In what I have read previously (granted probably not that much academic literature) the focus is often on the technology used to deliver materials prior to the face to face interaction and the clickers/voting pads used by the students in the lectures.

In a way the focus on technology is a kind of misdirection, because what is actually the main activity is the student interaction, the engagement with their peers, the students are learning from each other.

So, in my opinion, calling it the flipped classroom focuses on the wrong aspect of this approach. It is not really about inside/outside the classroom, it is about enabling collaboration and an approach to learning that acknowledges that learning is situated in a social context. Obviously, this is why Eric Mazur talks about peer instruction rather than technology.
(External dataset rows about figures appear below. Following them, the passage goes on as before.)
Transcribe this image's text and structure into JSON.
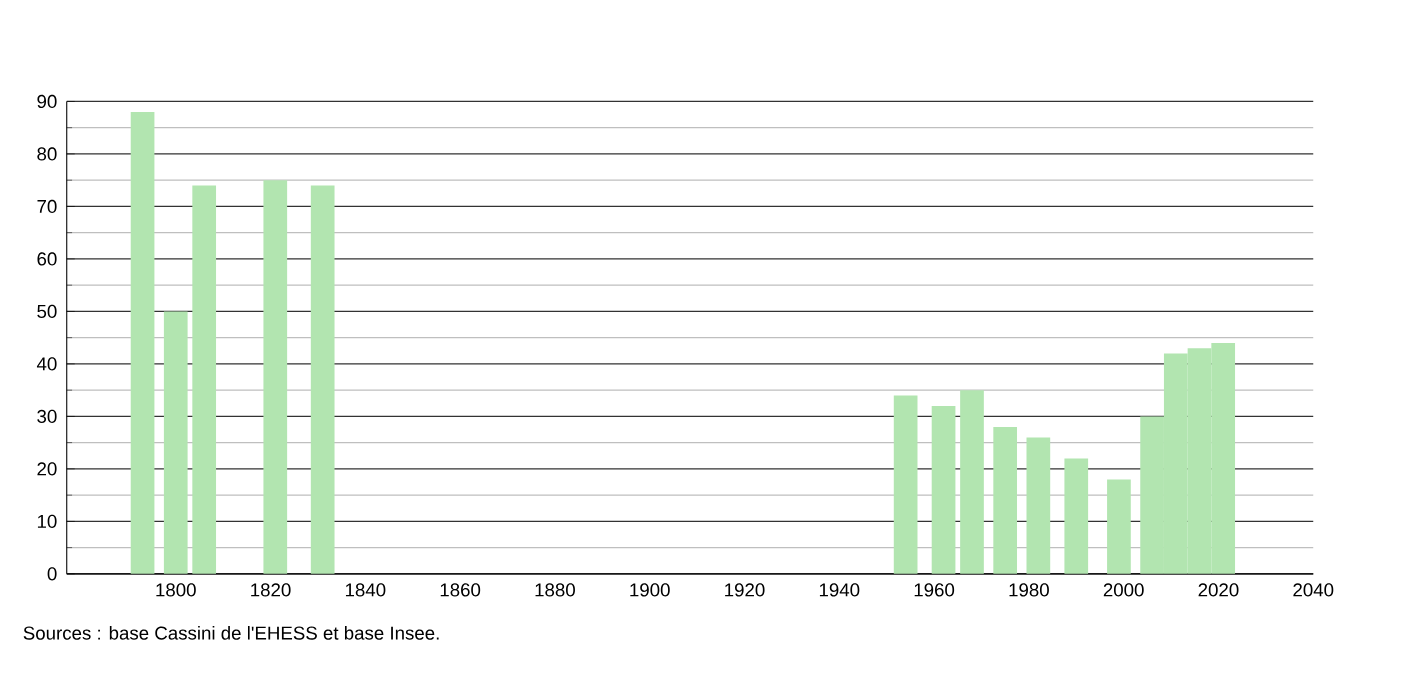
{
  "chart_data": {
    "type": "bar",
    "x": [
      1793,
      1800,
      1806,
      1821,
      1831,
      1954,
      1962,
      1968,
      1975,
      1982,
      1990,
      1999,
      2006,
      2011,
      2016,
      2021
    ],
    "values": [
      88,
      50,
      74,
      75,
      74,
      34,
      32,
      35,
      28,
      26,
      22,
      18,
      30,
      42,
      43,
      44
    ],
    "color": "#b2e5b0",
    "xlim": [
      1777,
      2040
    ],
    "xticks": [
      1800,
      1820,
      1840,
      1860,
      1880,
      1900,
      1920,
      1940,
      1960,
      1980,
      2000,
      2020,
      2040
    ],
    "ylim": [
      0,
      90
    ],
    "yticks": [
      0,
      10,
      20,
      30,
      40,
      50,
      60,
      70,
      80,
      90
    ],
    "grid": "y",
    "annotations": [
      "Sources : base Cassini de l'EHESS et base Insee."
    ]
  }
}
I should just point out that I am a bit suspicious about the simplistic two steps of education outlined by Eric Mazur in the video, i.e. information transmission and assimilation. Perhaps his approach is more complex than that and I need to read a bit more about this. I was also wondering how this approach, although leading to peer engagement in the classroom, works for students outside the classroom? Does the design mean that student collaborate when not in class, does the collaboration extend beyond assimilation so that students can use their understanding of knowledge/skills gained? Are the students using technology outside the classroom to collaborate?

National differences in approach?
The video also made me consider my own experience. Doing preparation for class and coming prepared to discuss the material or sometimes prepared to present the material to your fellow students was how most of my university teaching and learning was structured when I went to Copenhagen University in the 1990s.

Kathrine Jensen – research assistant at the Teaching and Learning Institute at the University of Huddersfield. My responsibilities are to support and connect colleagues to develop inspiring and innovative teaching.